– Według moich szacunków każdy miesiąc przestoju przekłada się na ok. 2 proc. mniejszy wzrost PKB. Podobnie przewiduje Bank Światowy. Niestety, ale może się okazać, że czeka nas recesja gospodarcza. Czy obejmie ona cały rok, to się dopiero okaże – stwierdził w rozmowie z portalem gazetalubuska.pl minister finansów Tadeusz Kościński.
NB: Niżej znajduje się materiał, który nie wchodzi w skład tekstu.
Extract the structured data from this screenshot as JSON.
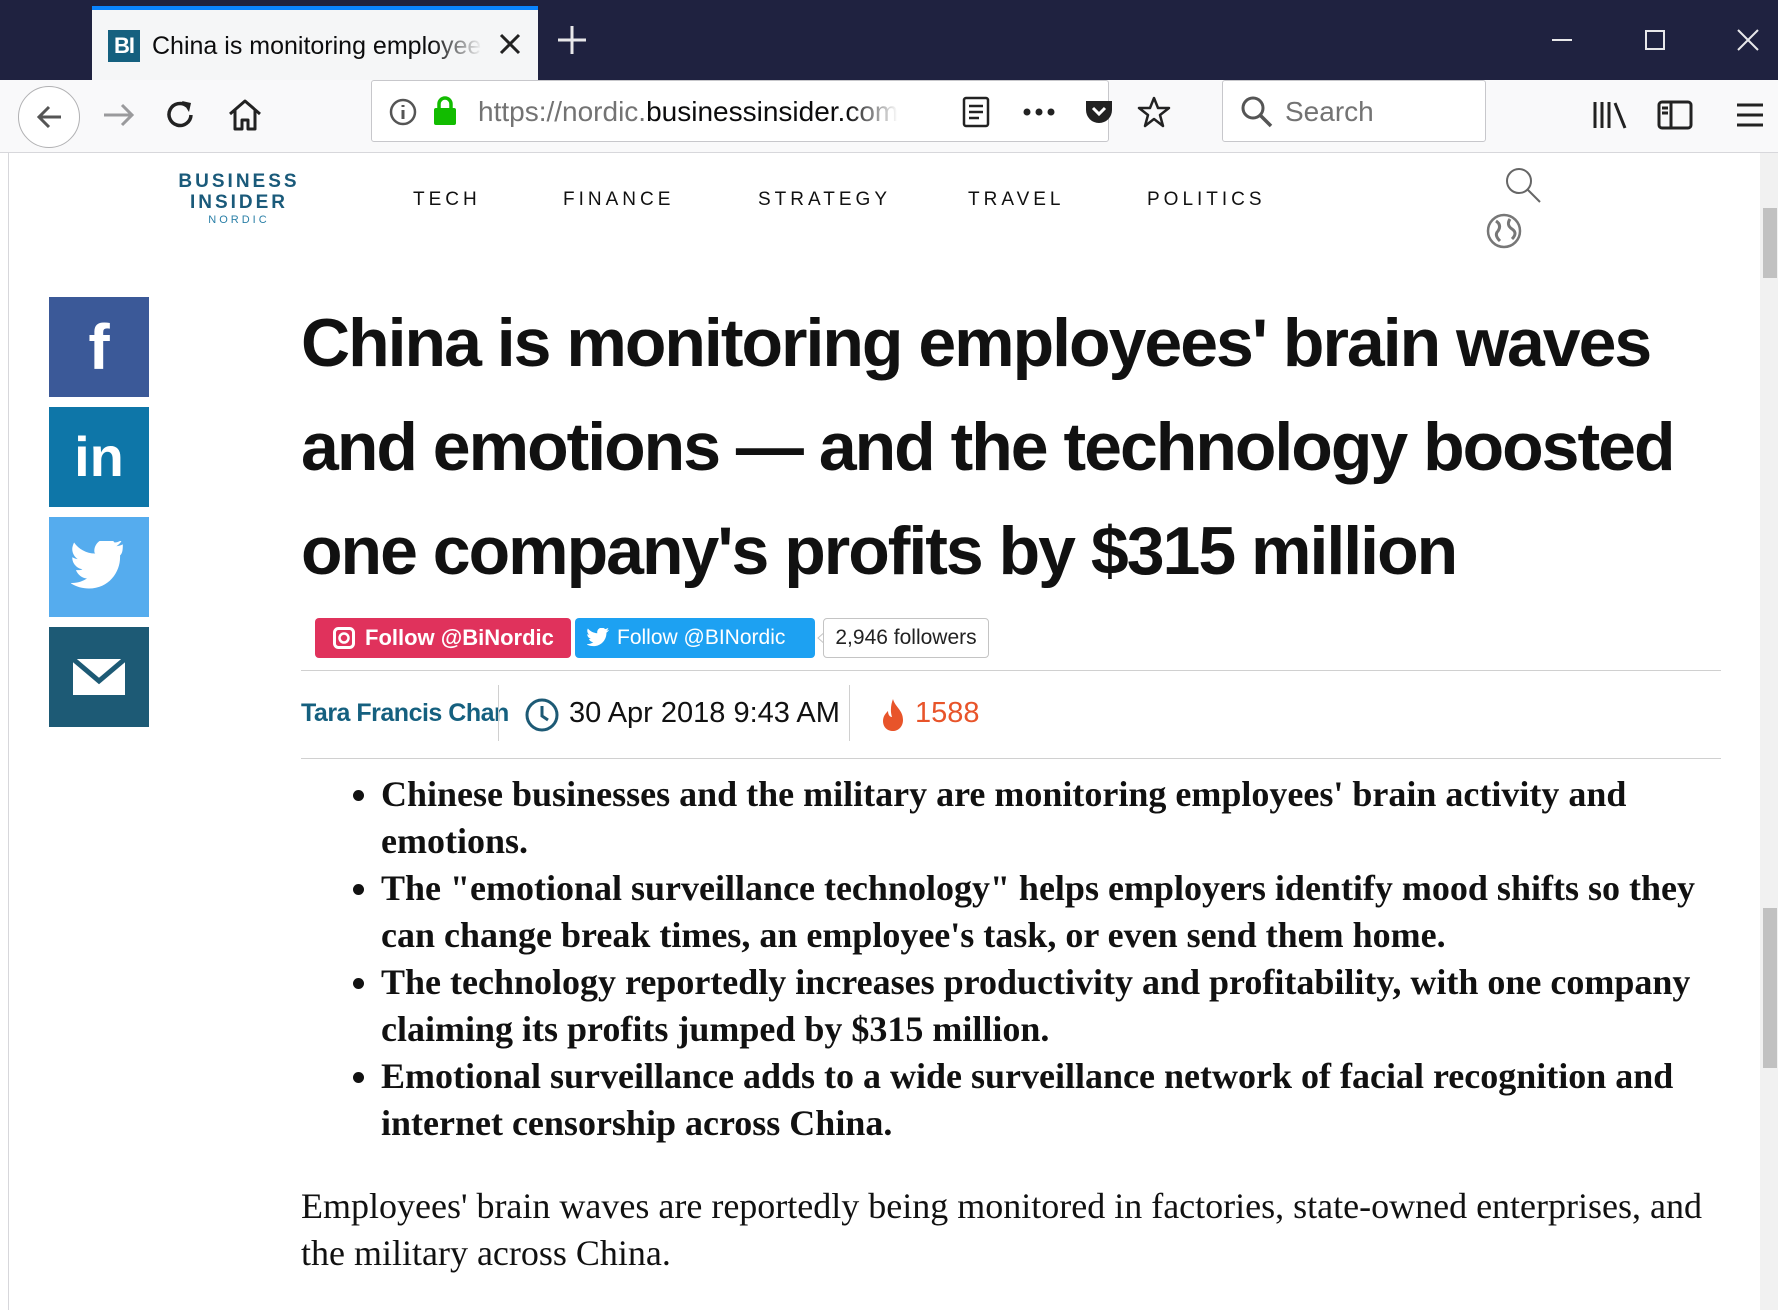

Czy będzie to miało wpływ na funkcjonowanie Sił Zbrojnych? Wydaje się to oczywiste, tym bardziej że budżet MON jest ustawowo powiązany z PKB. Także szef resortu obrony Mariusz Błaszczak w wywiadzie dla Defence24 przyznaje, że „epidemia nie tylko przyniosła kryzys w wymiarze stricte zdrowotnym i społecznym, ale może również zachwiać równowagą finansową”. Jednocześnie minister zapewnia, że kluczowe zakupy uzbrojenia zostaną dopięte. Jakie? Między innymi Harpia, Wisła i Homar, „czyli odpowiednio samoloty F-35, system Patriot oraz wyrzutnie HIMARS”. Dodajmy, że to programy z wielomiliardowymi budżetami, środki na nie w niewielkim stopniu zasilą polską gospodarkę.
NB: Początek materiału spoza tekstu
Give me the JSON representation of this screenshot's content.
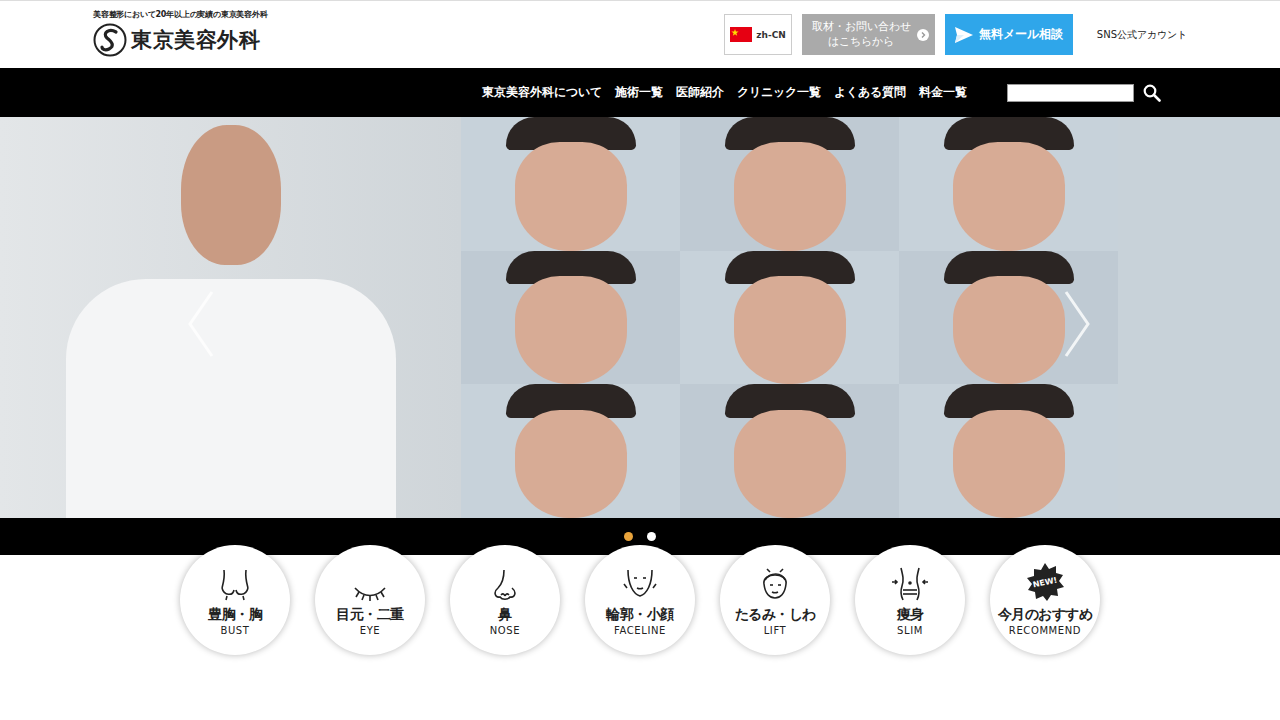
{
  "header": {
    "tagline": "美容整形において20年以上の実績の東京美容外科",
    "logo": "東京美容外科",
    "language": {
      "label": "zh-CN"
    },
    "press_button": {
      "lines": [
        "取材・お問い合わせ",
        "はこちらから"
      ]
    },
    "mail_button": {
      "label": "無料メール相談"
    },
    "sns_link": "SNS公式アカウント"
  },
  "nav": {
    "items": [
      "東京美容外科について",
      "施術一覧",
      "医師紹介",
      "クリニック一覧",
      "よくある質問",
      "料金一覧"
    ]
  },
  "carousel": {
    "slides": [
      {
        "selected": true
      },
      {
        "selected": false
      }
    ]
  },
  "categories": [
    {
      "label": "豊胸・胸",
      "sub": "BUST"
    },
    {
      "label": "目元・二重",
      "sub": "EYE"
    },
    {
      "label": "鼻",
      "sub": "NOSE"
    },
    {
      "label": "輪郭・小顔",
      "sub": "FACELINE"
    },
    {
      "label": "たるみ・しわ",
      "sub": "LIFT"
    },
    {
      "label": "痩身",
      "sub": "SLIM"
    },
    {
      "label": "今月のおすすめ",
      "sub": "RECOMMEND",
      "badge": "NEW!"
    }
  ]
}
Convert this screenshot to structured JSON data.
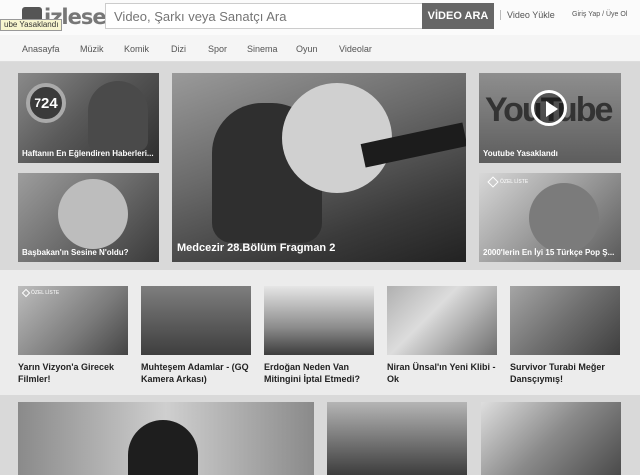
{
  "header": {
    "search_placeholder": "Video, Şarkı veya Sanatçı Ara",
    "search_button": "VİDEO ARA",
    "upload_link": "Video Yükle",
    "login_link": "Giriş Yap / Üye Ol",
    "tooltip": "ube Yasaklandı"
  },
  "nav": {
    "items": [
      "Anasayfa",
      "Müzik",
      "Komik",
      "Dizi",
      "Spor",
      "Sinema",
      "Oyun",
      "Videolar"
    ]
  },
  "featured": {
    "tiles": [
      {
        "caption": "Haftanın En Eğlendiren Haberleri..."
      },
      {
        "caption": "Medcezir 28.Bölüm Fragman 2"
      },
      {
        "caption": "Youtube Yasaklandı"
      },
      {
        "caption": "Başbakan'ın Sesine N'oldu?"
      },
      {
        "caption": "2000'lerin En İyi 15 Türkçe Pop Ş..."
      }
    ],
    "badge_724": "24",
    "badge_724_top": "7",
    "youtube_logo": "YouTube",
    "special_list": "ÖZEL LİSTE"
  },
  "thumbs": {
    "titles": [
      "Yarın Vizyon'a Girecek Filmler!",
      "Muhteşem Adamlar - (GQ Kamera Arkası)",
      "Erdoğan Neden Van Mitingini İptal Etmedi?",
      "Niran Ünsal'ın Yeni Klibi - Ok",
      "Survivor Turabi Meğer Dansçıymış!"
    ],
    "special_list": "ÖZEL LİSTE"
  }
}
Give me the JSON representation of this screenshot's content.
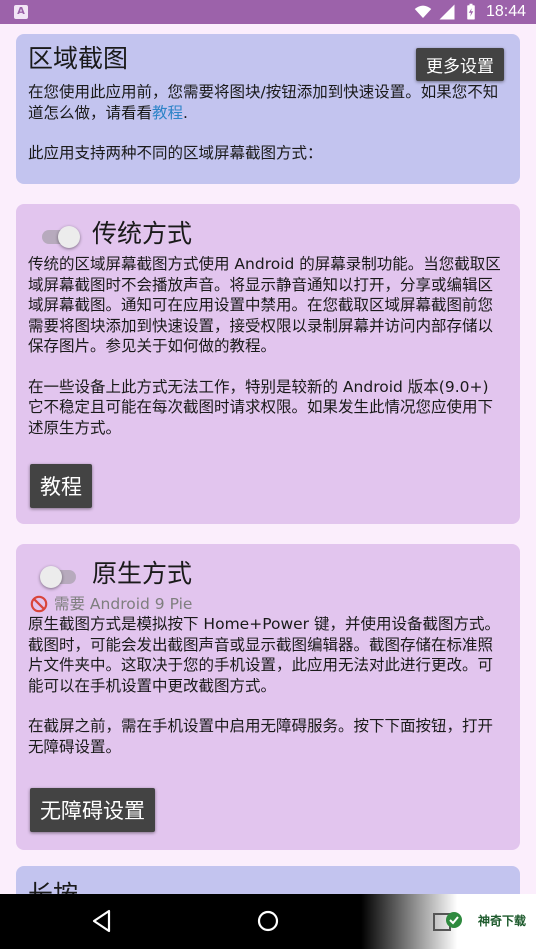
{
  "status_bar": {
    "time": "18:44",
    "app_icon_letter": "A",
    "icons": [
      "wifi-icon",
      "signal-icon",
      "battery-charging-icon"
    ]
  },
  "card_region": {
    "title": "区域截图",
    "more_settings_button": "更多设置",
    "intro_before_link": "在您使用此应用前，您需要将图块/按钮添加到快速设置。如果您不知道怎么做，请看看",
    "intro_link": "教程",
    "intro_after_link": ".",
    "methods_text": "此应用支持两种不同的区域屏幕截图方式："
  },
  "card_legacy": {
    "title": "传统方式",
    "toggle_on": false,
    "paragraph1": "传统的区域屏幕截图方式使用 Android 的屏幕录制功能。当您截取区域屏幕截图时不会播放声音。将显示静音通知以打开，分享或编辑区域屏幕截图。通知可在应用设置中禁用。在您截取区域屏幕截图前您需要将图块添加到快速设置，接受权限以录制屏幕并访问内部存储以保存图片。参见关于如何做的教程。",
    "paragraph2": "在一些设备上此方式无法工作，特别是较新的 Android 版本(9.0+) 它不稳定且可能在每次截图时请求权限。如果发生此情况您应使用下述原生方式。",
    "tutorial_button": "教程"
  },
  "card_native": {
    "title": "原生方式",
    "toggle_on": false,
    "requirement": "需要 Android 9 Pie",
    "paragraph1": "原生截图方式是模拟按下 Home+Power 键，并使用设备截图方式。截图时，可能会发出截图声音或显示截图编辑器。截图存储在标准照片文件夹中。这取决于您的手机设置，此应用无法对此进行更改。可能可以在手机设置中更改截图方式。",
    "paragraph2": "在截屏之前，需在手机设置中启用无障碍服务。按下下面按钮，打开无障碍设置。",
    "accessibility_button": "无障碍设置"
  },
  "card_longpress": {
    "title_partial": "长按"
  },
  "nav_bar": {
    "icons": [
      "back-icon",
      "home-icon",
      "recents-icon"
    ],
    "watermark_text": "神奇下载"
  },
  "colors": {
    "status_bar": "#9c62aa",
    "background": "#fbeefc",
    "card_blue": "#c3c4ef",
    "card_purple": "#e2c5ee",
    "button": "#434343",
    "link": "#2e84c8"
  }
}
Jeżeli zakładamy, że lockdown potrwa dłużej, a wskazuje na to przesuwający się szczyt zachorowań, to oznacza potężne straty dla gospodarki. Być może za kilka miesięcy rząd będzie zmuszony poważnie przemodelować budżet. Większe środki trzeba będzie przesunąć dla służby zdrowia, na walkę z bezrobociem oraz utrzymanie porządku publicznego. Na pewno armia nie powinna być traktowana w sposób wyjątkowy. Jeżeli szef MON myśli inaczej, to oznacza, że zaklina rzeczywistość, a jeżeli mówi, że „budżet MON musi być ściśle skorelowany z potrzebami wojska, ale również z kondycją finansową państwa” – ma rację.
Ciągle można renegocjować zakup samolotów F-35 albo wręcz z niego zrezygnować (kontrakt wart jest 4,6 mld dolarów, w tym roku MON zaplanował na ten cel niemal 2 mld zł). Zakup ten krytykują eksperci i politycy opozycji, nie tylko dlatego, że jest kosztowny, ale też dlatego, że nie jest oparty o głęboką analizę dotyczącą wpięcia tych maszyn do systemu obrony państwa (przyznają to nawet politycy z obozu władzy). Być może tańszym i pilniejszym rozwiązaniem powinna być realizacja programu Narew, czyli obrony przeciwlotniczej opartej na zestawach rakietowych krótkiego zasięgu. Jeżeli tak, powinien zostać zmieniony plan modernizacji Sił Zbrojnych.